De plus, chez les 25-34 ans, 1 télétravailleur sur 2 affirme ressentir un manque de reconnaissance de la part de ses pairs, et 59 % déplorent également avoir du mal à gérer l’équilibre entre vie professionnelle et vie privée. « Si le télétravail est généralement bien accepté, surtout à petite dose, il y a un vrai risque de décrochage ou de burnout pour les salariés jeunes, dont la carrière démarre et qui peinent à trouver leurs marques », commente Tarek Ouagguini. On observe donc un véritable fossé générationnel dans l’impact du télétravail, qui peut ne pas être sans conséquence sur la santé, notamment psychologique.
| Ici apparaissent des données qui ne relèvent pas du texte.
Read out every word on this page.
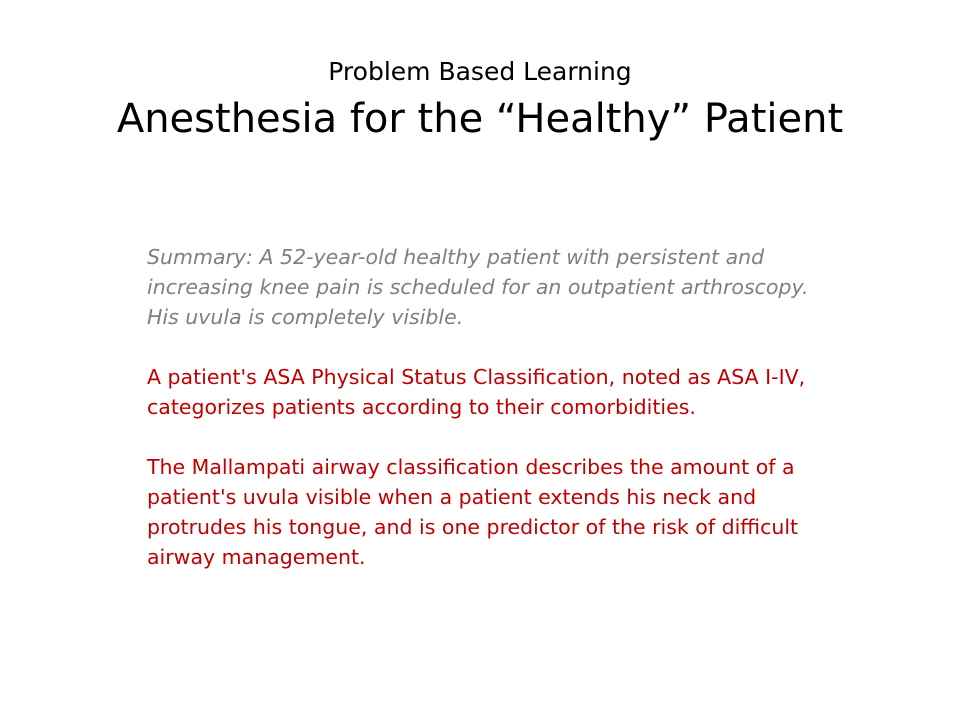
Problem Based Learning
Anesthesia for the “Healthy” Patient

Summary: A 52-year-old healthy patient with persistent and increasing knee pain is scheduled for an outpatient arthroscopy. His uvula is completely visible.

A patient's ASA Physical Status Classification, noted as ASA I-IV, categorizes patients according to their comorbidities.

The Mallampati airway classification describes the amount of a patient's uvula visible when a patient extends his neck and protrudes his tongue, and is one predictor of the risk of difficult airway management.
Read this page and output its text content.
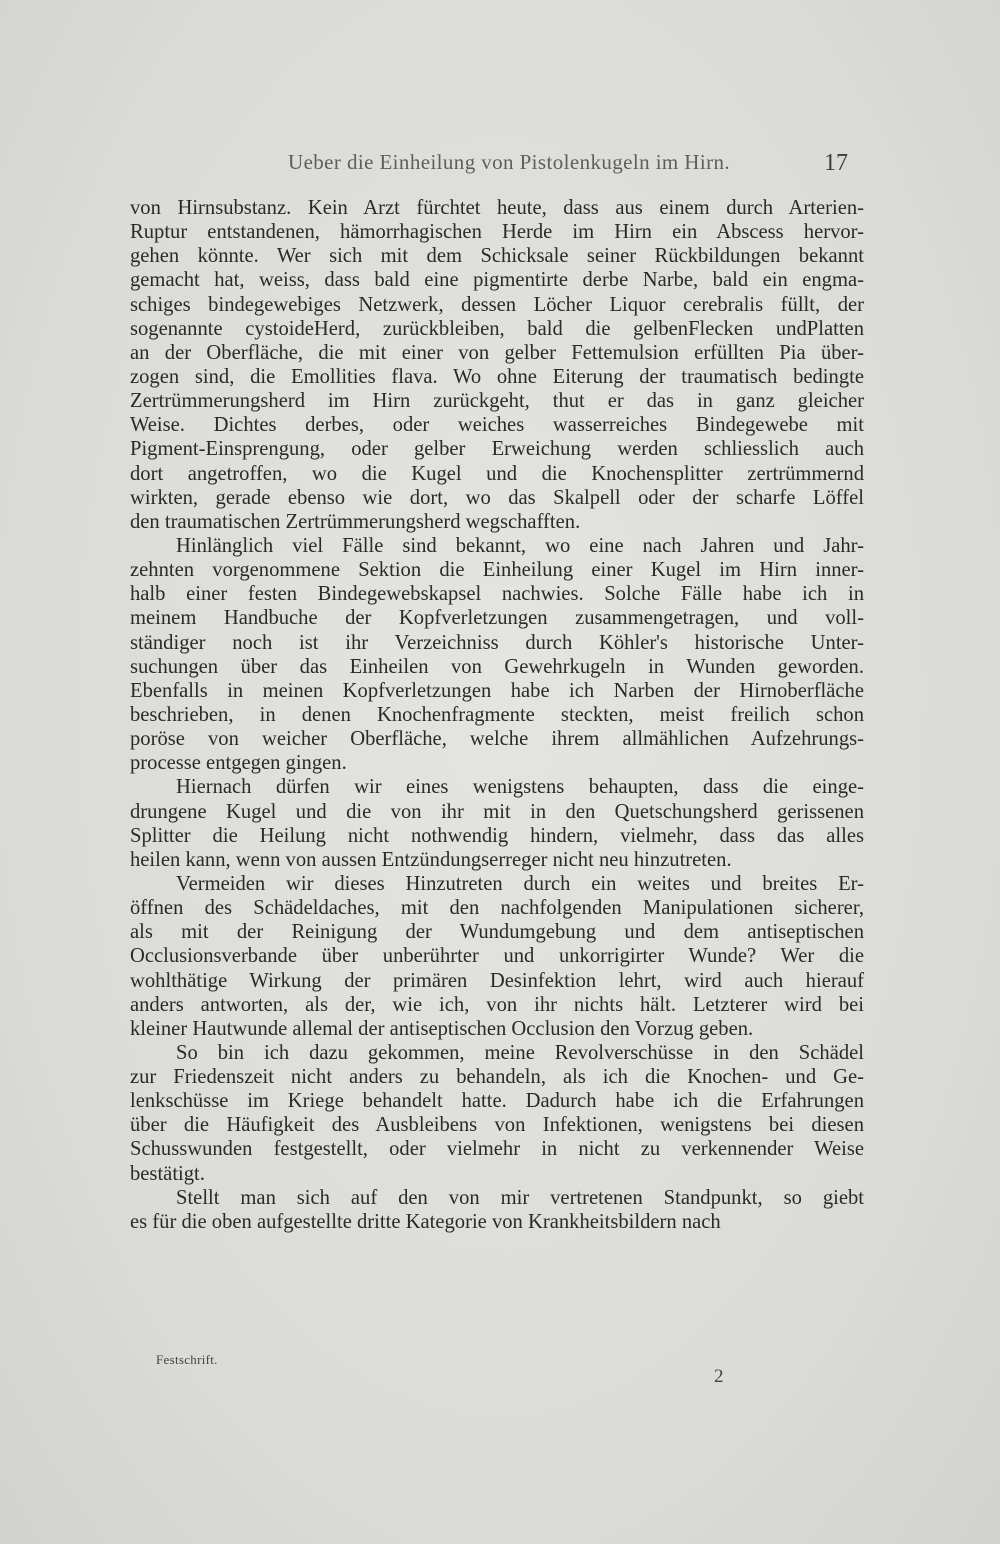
Ueber die Einheilung von Pistolenkugeln im Hirn.	17
von Hirnsubstanz. Kein Arzt fürchtet heute, dass aus einem durch Arterien-
Ruptur entstandenen, hämorrhagischen Herde im Hirn ein Abscess hervor-
gehen könnte. Wer sich mit dem Schicksale seiner Rückbildungen bekannt
gemacht hat, weiss, dass bald eine pigmentirte derbe Narbe, bald ein engma-
schiges bindegewebiges Netzwerk, dessen Löcher Liquor cerebralis füllt, der
sogenannte cystoideHerd, zurückbleiben, bald die gelbenFlecken undPlatten
an der Oberfläche, die mit einer von gelber Fettemulsion erfüllten Pia über-
zogen sind, die Emollities flava. Wo ohne Eiterung der traumatisch bedingte
Zertrümmerungsherd im Hirn zurückgeht, thut er das in ganz gleicher
Weise. Dichtes derbes, oder weiches wasserreiches Bindegewebe mit
Pigment-Einsprengung, oder gelber Erweichung werden schliesslich auch
dort angetroffen, wo die Kugel und die Knochensplitter zertrümmernd
wirkten, gerade ebenso wie dort, wo das Skalpell oder der scharfe Löffel
den traumatischen Zertrümmerungsherd wegschafften.
Hinlänglich viel Fälle sind bekannt, wo eine nach Jahren und Jahr-
zehnten vorgenommene Sektion die Einheilung einer Kugel im Hirn inner-
halb einer festen Bindegewebskapsel nachwies. Solche Fälle habe ich in
meinem Handbuche der Kopfverletzungen zusammengetragen, und voll-
ständiger noch ist ihr Verzeichniss durch Köhler's historische Unter-
suchungen über das Einheilen von Gewehrkugeln in Wunden geworden.
Ebenfalls in meinen Kopfverletzungen habe ich Narben der Hirnoberfläche
beschrieben, in denen Knochenfragmente steckten, meist freilich schon
poröse von weicher Oberfläche, welche ihrem allmählichen Aufzehrungs-
processe entgegen gingen.
Hiernach dürfen wir eines wenigstens behaupten, dass die einge-
drungene Kugel und die von ihr mit in den Quetschungsherd gerissenen
Splitter die Heilung nicht nothwendig hindern, vielmehr, dass das alles
heilen kann, wenn von aussen Entzündungserreger nicht neu hinzutreten.
Vermeiden wir dieses Hinzutreten durch ein weites und breites Er-
öffnen des Schädeldaches, mit den nachfolgenden Manipulationen sicherer,
als mit der Reinigung der Wundumgebung und dem antiseptischen
Occlusionsverbande über unberührter und unkorrigirter Wunde? Wer die
wohlthätige Wirkung der primären Desinfektion lehrt, wird auch hierauf
anders antworten, als der, wie ich, von ihr nichts hält. Letzterer wird bei
kleiner Hautwunde allemal der antiseptischen Occlusion den Vorzug geben.
So bin ich dazu gekommen, meine Revolverschüsse in den Schädel
zur Friedenszeit nicht anders zu behandeln, als ich die Knochen- und Ge-
lenkschüsse im Kriege behandelt hatte. Dadurch habe ich die Erfahrungen
über die Häufigkeit des Ausbleibens von Infektionen, wenigstens bei diesen
Schusswunden festgestellt, oder vielmehr in nicht zu verkennender Weise
bestätigt.
Stellt man sich auf den von mir vertretenen Standpunkt, so giebt
es für die oben aufgestellte dritte Kategorie von Krankheitsbildern nach
Festschrift.
2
Si économiquement, la France n’est pas au niveau de tertiarisation des pays du Nord, elle possède tout de même entre 30 et 40 % de salariés en possibilité de télétravail. Au niveau culturel, elle est en revanche plus proche de ses voisins du Sud avec un mode de communication qui attache beaucoup d’importance au contexte d’énonciation et à la communication informelle, une gestion managériale encore très verticale avec une forte valeur attachée au statut, et enfin l’élaboration d’une confiance affective qui passe notamment par les repas pris en commun.
Conséquences contrastées sur la santé des travailleurs
Différences de situation, difficultés de définition, cas particulier de la France : que peut-on tirer comme conséquences sur la santé des travailleurs confrontés au télétravail ? L’INRIS, l’Institut national pour la prévention des accidents du travail et maladies professionnelles, a dressé un tableau des problèmes posés.
Parmi les risques liés à cette pratique, l’INRIS répertorie ceux dus à un poste de travail inadapté, avec des contraintes posturales ou articulaires pouvant entraîner des troubles musculosquelettiques. On peut lier ces contraintes à la diminution des activités physiques, là encore susceptibles de créer des troubles de long-terme, comme le surpoids. Mais ces risques semblent plus une exacerbation des dangers du travail en bureaux qu’une nouveauté. Les différents risques psychosociaux recensés sont ainsi plus inquiétants.
Parmi eux, L’INRIS souligne la difficulté de séparation entre sphères privées et professionnelles, le sentiment d’isolement, l’augmentation des heures de travail, l’augmentation de la charge mentale, la difficulté à gérer les problèmes techniques à distance, la baisse de motivation et le sentiment de déshumanisation qui peut apparaître par l’encadrement (contrôle, reporting,…). Enfin l’augmentation des troubles du sommeil est pointée du doigt. « Cela peut paraître paradoxal, mais les jeunes salariés veulent du télétravail, tout en ayant pleinement conscience de ses conséquences. Pour les dirigeants, le défi est celui du maintien de la socialisation numérique d’une part et de l’équilibre à trouver entre présentiel et distance d’autre part » considère Tarek Ouagguini.
Le rapport entre télétravail et santé est donc encore un phénomène polymorphe qui nécessite des données approfondies. Nul doute que la pandémie de Covid-19 va permettre, à grande échelle, d’en amasser et d’affiner les connaissances scientifiques sur ce sujet.